O ser humano adora dizer que é livre. Grita isso em tatuagens e posta no feed... Mas a ironia é que todos nós somos escravos — mais do que gostaríamos de admitir — das pequenas obsessões e de vícios.
O vício é ardiloso. Não se apresenta como algo que vai te consumir, mas como aquele amigo que diz: "relaxa, só hoje". Só que esse "hoje" vira rotina, e a rotina vira identidade, e, quando você percebe, já não sabe quem seria sem aquela dose, aquele trago, aquele clique, aquela compra, aquele beijo.
O vício não se limita ao álcool ou à nicotina. Ele se infiltra onde a dor encontra espaço: na comida, no trabalho, nas compras, na academia, no celular. Onde houver um vazio, o vício cava a nossa cova.
A mente humana, essa máquina brilhante e falha, foi desenhada para buscar prazer e evitar dor. É um projeto evolutivo eficiente, que nos manteve vivos quando precisávamos fugir de predadores e caçar comida. Mas eis que o mundo mudou e, agora, o predador é interno — mora dentro de nós, atiçando impulsos e minando nossa autonomia.
O ser humano sabe que está se afundando no vício, mas negocia com a própria sanidade: "amanhã eu paro", "não está tão ruim assim", "pelo menos eu não sou como fulano". O vício é uma sequência interminável de pequenas mentiras que contamos para não encarar a verdade maior: estamos fugindo de nós mesmos.
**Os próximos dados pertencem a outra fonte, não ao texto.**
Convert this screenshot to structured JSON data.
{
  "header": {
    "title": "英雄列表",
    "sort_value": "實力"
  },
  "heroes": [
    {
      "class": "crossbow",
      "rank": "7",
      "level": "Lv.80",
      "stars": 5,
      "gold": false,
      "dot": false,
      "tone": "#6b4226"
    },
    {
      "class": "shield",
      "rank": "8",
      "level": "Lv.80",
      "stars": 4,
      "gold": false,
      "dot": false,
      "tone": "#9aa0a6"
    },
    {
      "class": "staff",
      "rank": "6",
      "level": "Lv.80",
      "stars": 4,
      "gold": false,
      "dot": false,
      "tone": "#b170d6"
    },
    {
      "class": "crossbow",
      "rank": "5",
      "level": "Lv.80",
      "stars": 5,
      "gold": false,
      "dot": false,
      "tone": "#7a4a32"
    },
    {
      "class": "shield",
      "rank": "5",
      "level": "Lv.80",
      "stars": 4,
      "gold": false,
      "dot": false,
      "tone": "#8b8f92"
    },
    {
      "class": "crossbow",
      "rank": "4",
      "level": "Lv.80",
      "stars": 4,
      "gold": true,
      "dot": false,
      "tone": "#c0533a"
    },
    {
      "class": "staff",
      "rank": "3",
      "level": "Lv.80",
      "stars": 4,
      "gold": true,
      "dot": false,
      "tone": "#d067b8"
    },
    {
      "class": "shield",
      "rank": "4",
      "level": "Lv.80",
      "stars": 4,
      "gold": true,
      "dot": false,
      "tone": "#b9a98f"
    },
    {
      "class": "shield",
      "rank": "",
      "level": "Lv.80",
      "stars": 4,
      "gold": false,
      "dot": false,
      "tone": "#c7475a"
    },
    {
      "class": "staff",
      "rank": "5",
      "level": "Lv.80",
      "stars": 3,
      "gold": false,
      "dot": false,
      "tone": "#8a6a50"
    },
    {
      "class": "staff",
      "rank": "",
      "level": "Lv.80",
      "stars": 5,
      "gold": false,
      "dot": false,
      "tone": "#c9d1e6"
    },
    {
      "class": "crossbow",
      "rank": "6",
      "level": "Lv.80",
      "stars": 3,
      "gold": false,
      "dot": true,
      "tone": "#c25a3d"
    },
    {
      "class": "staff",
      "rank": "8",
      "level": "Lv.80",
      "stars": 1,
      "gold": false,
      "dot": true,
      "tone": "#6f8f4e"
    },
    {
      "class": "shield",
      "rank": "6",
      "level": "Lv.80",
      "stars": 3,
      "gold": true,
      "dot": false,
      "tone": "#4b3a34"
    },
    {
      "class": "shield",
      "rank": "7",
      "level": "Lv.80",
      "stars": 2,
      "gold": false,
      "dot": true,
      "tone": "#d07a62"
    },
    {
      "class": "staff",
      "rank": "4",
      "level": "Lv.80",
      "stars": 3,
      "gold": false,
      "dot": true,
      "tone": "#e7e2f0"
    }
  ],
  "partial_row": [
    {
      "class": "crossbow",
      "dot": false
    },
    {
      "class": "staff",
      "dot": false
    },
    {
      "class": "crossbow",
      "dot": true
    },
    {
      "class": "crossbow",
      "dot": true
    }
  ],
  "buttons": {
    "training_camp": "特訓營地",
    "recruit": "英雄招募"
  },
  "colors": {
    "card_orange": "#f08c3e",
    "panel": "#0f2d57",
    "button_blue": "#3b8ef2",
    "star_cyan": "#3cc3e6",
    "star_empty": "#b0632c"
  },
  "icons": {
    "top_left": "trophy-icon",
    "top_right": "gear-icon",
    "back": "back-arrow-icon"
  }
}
Estamos em negação da dor.
Isso não é sinal de fraqueza, mas sim de dor não elaborada, de um afeto não vivido ou de um amor-próprio interrompido. Vício é falta de colo, é ausência de palavra, é vazio que alguém — ou a própria vida — não conseguiu preencher.
No fim, o ser humano não quer o vício. Quer o que ele promete: alívio, amor, pertencimento, paz.
Todavia, se encararmos o grande vilão, talvez possamos, um dia, dizer: "Eu sou livre". E, dessa vez, não como uma mentira para o feed, mas como uma verdade íntima e silenciosa.